Ambas devem superar o índice S&P 500 com facilidade pela primeira vez em quatro anos.

Portanto, as montadoras entram em 2026 em alta. Os ventos contrários das tarifas diminuíram um pouco e as vendas de veículos nos EUA devem se manter estáveis.

A guinada de Washington aos motores de combustão interna também oferece oportunidades para aumentar as margens.

No entanto, em termos relativos, a Ford e a GM parecem continuar atrás.

O espaço seguro das montadoras envolve a venda de veículos cada vez maiores e mais sofisticados, equipados com motores potentes, sem se preocupar com penalidades ambientais ou intrusos.

É mais ou menos onde elas estão agora, protegidas por políticas antiecológicas e protecionistas.

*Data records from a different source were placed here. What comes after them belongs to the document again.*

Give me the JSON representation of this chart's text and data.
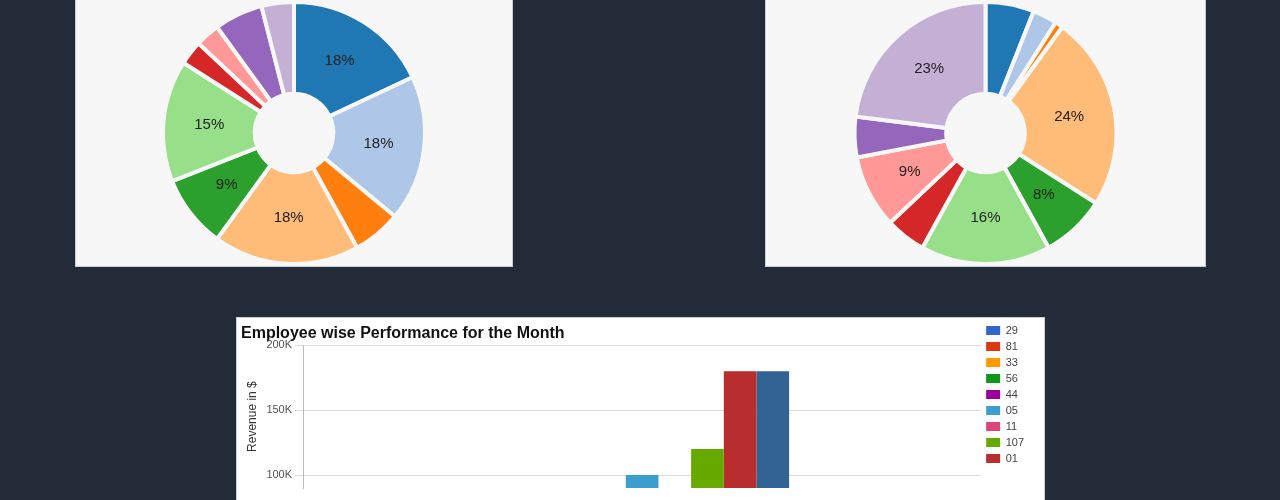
{
  "chart_data": [
    {
      "type": "donut",
      "categories": [
        null,
        null,
        null,
        null,
        null,
        null,
        null,
        null,
        null,
        null
      ],
      "values": [
        18,
        18,
        6,
        18,
        9,
        15,
        3,
        3,
        6,
        4
      ],
      "colors": [
        "#1f77b4",
        "#aec7e8",
        "#ff7f0e",
        "#ffbb78",
        "#2ca02c",
        "#98df8a",
        "#d62728",
        "#ff9896",
        "#9467bd",
        "#c5b0d5"
      ],
      "value_labels": [
        "18%",
        "18%",
        null,
        "18%",
        "9%",
        "15%",
        null,
        null,
        null,
        null
      ]
    },
    {
      "type": "donut",
      "categories": [
        null,
        null,
        null,
        null,
        null,
        null,
        null,
        null,
        null,
        null
      ],
      "values": [
        6,
        3,
        1,
        24,
        8,
        16,
        5,
        9,
        5,
        23
      ],
      "colors": [
        "#1f77b4",
        "#aec7e8",
        "#ff7f0e",
        "#ffbb78",
        "#2ca02c",
        "#98df8a",
        "#d62728",
        "#ff9896",
        "#9467bd",
        "#c5b0d5"
      ],
      "value_labels": [
        null,
        null,
        null,
        "24%",
        "8%",
        "16%",
        null,
        "9%",
        null,
        "23%"
      ]
    },
    {
      "type": "bar",
      "title": "Employee wise Performance for the Month",
      "ylabel": "Revenue in $",
      "categories": [
        null
      ],
      "series": [
        {
          "name": "29",
          "color": "#3366cc",
          "values": [
            null
          ]
        },
        {
          "name": "81",
          "color": "#dc3912",
          "values": [
            null
          ]
        },
        {
          "name": "33",
          "color": "#ff9900",
          "values": [
            null
          ]
        },
        {
          "name": "56",
          "color": "#109618",
          "values": [
            null
          ]
        },
        {
          "name": "44",
          "color": "#990099",
          "values": [
            null
          ]
        },
        {
          "name": "05",
          "color": "#3b9ecc",
          "values": [
            100000
          ]
        },
        {
          "name": "11",
          "color": "#dd4477",
          "values": [
            null
          ]
        },
        {
          "name": "107",
          "color": "#66aa00",
          "values": [
            120000
          ]
        },
        {
          "name": "01",
          "color": "#b82e2e",
          "values": [
            180000
          ]
        },
        {
          "color": "#316395",
          "values": [
            180000
          ]
        },
        {
          "color": "#994499",
          "values": [
            null
          ]
        }
      ],
      "ylim": [
        90000,
        200000
      ],
      "yticks": [
        {
          "value": 100000,
          "label": "100K"
        },
        {
          "value": 150000,
          "label": "150K"
        },
        {
          "value": 200000,
          "label": "200K"
        }
      ],
      "grid": "y",
      "legend": "top right",
      "tick_labels": "y"
    }
  ]
}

Será que isso pode durar? A julgar pelos múltiplos de lucros de um dígito da Ford e da GM, os investidores consideram esse estado feliz como finito – e com razão.

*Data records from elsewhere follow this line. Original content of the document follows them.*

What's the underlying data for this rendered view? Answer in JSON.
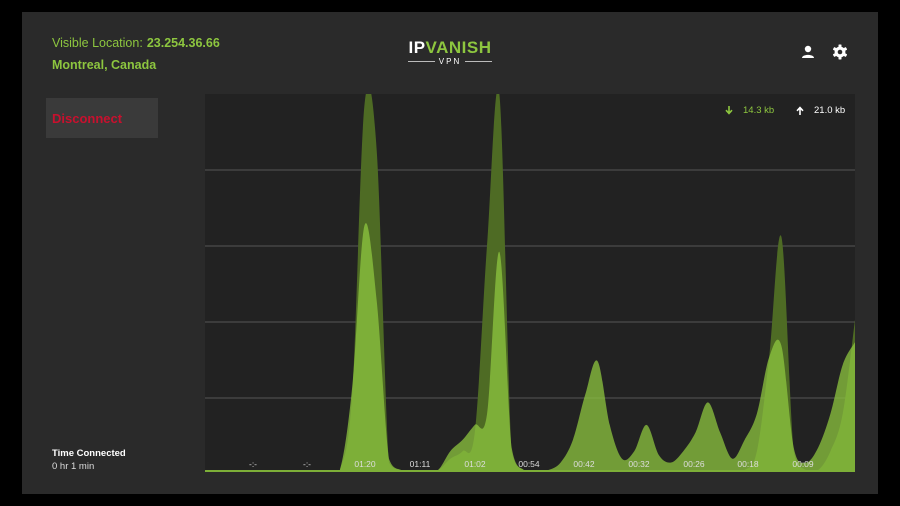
{
  "location": {
    "label": "Visible Location:",
    "ip": "23.254.36.66",
    "city": "Montreal, Canada"
  },
  "brand": {
    "name_ip": "IP",
    "name_rest": "VANISH",
    "sub": "VPN"
  },
  "icons": {
    "user": "user-icon",
    "settings": "gear-icon",
    "download": "arrow-down-icon",
    "upload": "arrow-up-icon"
  },
  "disconnect_label": "Disconnect",
  "time_connected": {
    "label": "Time Connected",
    "value": "0 hr 1 min"
  },
  "traffic": {
    "download": "14.3 kb",
    "upload": "21.0 kb"
  },
  "colors": {
    "accent": "#8dc63f",
    "danger": "#c8102e",
    "panel": "#2a2a2a",
    "graph_bg": "#222222"
  },
  "chart_data": {
    "type": "area",
    "x_tick_labels": [
      "-:-",
      "-:-",
      "01:20",
      "01:11",
      "01:02",
      "00:54",
      "00:42",
      "00:32",
      "00:26",
      "00:18",
      "00:09"
    ],
    "grid": true,
    "series": [
      {
        "name": "14.3 kb",
        "color": "#4e6b24",
        "opacity": 1.0,
        "values": [
          0,
          0,
          0,
          0,
          0,
          0,
          0,
          0,
          0,
          0,
          0,
          0,
          0.2,
          0.97,
          0.85,
          0.02,
          0,
          0,
          0,
          0,
          0.03,
          0.05,
          0.1,
          0.6,
          1.0,
          0.05,
          0,
          0,
          0,
          0,
          0,
          0,
          0,
          0,
          0,
          0,
          0,
          0,
          0,
          0,
          0,
          0,
          0,
          0,
          0,
          0.05,
          0.3,
          0.62,
          0.05,
          0,
          0,
          0.05,
          0.15,
          0.4
        ]
      },
      {
        "name": "21.0 kb",
        "color": "#8dc63f",
        "opacity": 0.75,
        "values": [
          0,
          0,
          0,
          0,
          0,
          0,
          0,
          0,
          0,
          0,
          0,
          0,
          0.22,
          0.65,
          0.45,
          0.03,
          0,
          0,
          0,
          0,
          0.05,
          0.08,
          0.12,
          0.15,
          0.58,
          0.06,
          0,
          0,
          0,
          0.02,
          0.08,
          0.2,
          0.29,
          0.12,
          0.03,
          0.05,
          0.12,
          0.04,
          0.02,
          0.05,
          0.1,
          0.18,
          0.1,
          0.03,
          0.08,
          0.15,
          0.3,
          0.33,
          0.06,
          0.02,
          0.06,
          0.15,
          0.28,
          0.34
        ]
      }
    ]
  }
}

O momento mais perigoso para uma empresa estabelecida é quando seu negócio vai bem, o que ofusca sinais de transtornos em volta dela. No setor automotivo, isso assume várias formas.

As montadoras chinesas estão expulsando as concorrentes estrangeiras de seu próprio mercado e entrando em todos os outros mercados que não têm barreiras comerciais altíssimas.

Atrelado a esse contexto, os veículos elétricos estão ficando mais baratos e melhores e conquistando participação de mercado em muitos países fora dos EUA.

A tecnologia também está mudando a forma como os veículos são fabricados, vendidos e usados, com baterias, robótica, inteligência artificial e as áreas relacionadas à direção automatizada na vanguarda.

A disrupção pode ser difícil de detectar em tempo real e você pode perder muito dinheiro (e prestígio) se agir precipitadamente. É preciso muito para virar de cabeça para baixo uma indústria com mais de um século de existência, que fabrica produtos profundamente enraizados na vida cotidiana e que se renovam a um ritmo majestoso uma vez a cada duas décadas.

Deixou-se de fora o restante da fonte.